Two Halves Make A Happy Whole

Yesterday, Ohio State had its biggest-ever comeback by a Jim Tressel-coached team.  The Buckeyes overcame a 14-3 halftime deficit to crush Penn State with 35 unanswered second-half points and win, 38-14.

The two halves of yesterday’s game could not have been more different.  Penn State dominated the first half.  The Nittany Lions’ defense came up with big stops against a very lackluster Ohio State offense, and Penn State’s walk-on quarterback, Matt McGloin, sliced up the Buckeyes with pinpoint throws and two touchdown tosses.  (He also enraged Buckeye fans like me with his cocky strutting.)  If not for a big fourth-down stop by Jermale Hines and the Ohio State defense, the Buckeyes could easily have gone into halftime down 21-3.

The Buckeyes came out with more fire in the second half, and it showed.  After stopping the Penn State offense on their first series, the Buckeyes marched 96 yards for a score to close the margin to 14-10.  Boom Herron, who totaled 190 yards on the ground for the game, set the tone for a great second half in which he, Terrelle Pryor, Brandon Saine, Zach Boren,and the Ohio State offensive gutted the Penn State defense on the ground.  Then, McGloin went from looking like an apparent Heisman candidate to looking like a walk-on.  He threw an interception that Devon Torrence returned for a touchdown — the first of two pick sixes for the defense in the second half — and the game was off to the races.  McGloin completed only two passes in the second half and ended the game on the bench.
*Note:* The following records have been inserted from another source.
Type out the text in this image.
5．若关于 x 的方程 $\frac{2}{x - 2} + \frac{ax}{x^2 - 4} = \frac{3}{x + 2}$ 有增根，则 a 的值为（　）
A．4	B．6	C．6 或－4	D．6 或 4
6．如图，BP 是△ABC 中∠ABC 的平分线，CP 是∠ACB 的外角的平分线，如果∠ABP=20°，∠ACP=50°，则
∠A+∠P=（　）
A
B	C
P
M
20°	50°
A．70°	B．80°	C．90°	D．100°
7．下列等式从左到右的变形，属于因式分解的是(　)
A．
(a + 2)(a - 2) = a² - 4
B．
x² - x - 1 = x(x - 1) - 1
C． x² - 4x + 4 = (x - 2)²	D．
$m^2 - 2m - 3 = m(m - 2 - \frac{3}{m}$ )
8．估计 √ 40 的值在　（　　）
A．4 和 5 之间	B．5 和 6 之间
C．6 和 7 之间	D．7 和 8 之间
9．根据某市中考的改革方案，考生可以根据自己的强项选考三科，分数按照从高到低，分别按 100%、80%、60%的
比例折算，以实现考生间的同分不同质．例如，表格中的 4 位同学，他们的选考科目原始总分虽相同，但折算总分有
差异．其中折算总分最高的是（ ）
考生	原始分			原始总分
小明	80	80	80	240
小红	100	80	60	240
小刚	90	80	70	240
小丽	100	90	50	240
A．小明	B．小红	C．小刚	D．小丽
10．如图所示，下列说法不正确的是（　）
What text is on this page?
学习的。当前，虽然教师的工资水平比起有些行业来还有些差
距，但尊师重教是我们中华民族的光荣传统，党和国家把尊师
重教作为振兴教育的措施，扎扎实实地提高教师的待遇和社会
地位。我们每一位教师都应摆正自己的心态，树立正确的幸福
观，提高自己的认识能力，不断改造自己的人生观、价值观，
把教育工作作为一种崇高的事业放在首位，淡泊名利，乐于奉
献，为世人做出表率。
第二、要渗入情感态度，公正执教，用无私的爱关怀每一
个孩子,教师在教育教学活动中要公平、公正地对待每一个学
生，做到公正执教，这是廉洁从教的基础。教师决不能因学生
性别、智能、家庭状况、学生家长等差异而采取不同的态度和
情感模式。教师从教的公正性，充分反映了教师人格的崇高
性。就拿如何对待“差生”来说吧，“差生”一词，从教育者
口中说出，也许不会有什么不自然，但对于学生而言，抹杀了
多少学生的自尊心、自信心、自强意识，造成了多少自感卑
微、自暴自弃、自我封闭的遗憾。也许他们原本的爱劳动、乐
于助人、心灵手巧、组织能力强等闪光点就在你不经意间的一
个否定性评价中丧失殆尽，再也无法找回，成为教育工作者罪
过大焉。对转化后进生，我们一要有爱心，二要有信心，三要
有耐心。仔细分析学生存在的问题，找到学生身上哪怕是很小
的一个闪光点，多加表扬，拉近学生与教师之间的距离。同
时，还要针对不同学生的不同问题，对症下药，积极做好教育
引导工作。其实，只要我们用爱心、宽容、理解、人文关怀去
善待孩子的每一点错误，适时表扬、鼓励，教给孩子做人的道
I wrote yesterday about trying to figure out whether this Ohio State team could be great.  Yesterday’s game teaches us, at least, that the team has some character and determination, sufficient to overcome poor play and then blow out a determined opponent that is a traditional power.  The ground game exhibition the Buckeyes put on during the second half also bodes well for the two remaining games, which could easily be played in bad weather.  Let’s hope, however, that yesterday’s game is the last time Ohio State plays a bad half of football.  Against Iowa and Michigan, and in any bowl game, two solid halves of football will be needed.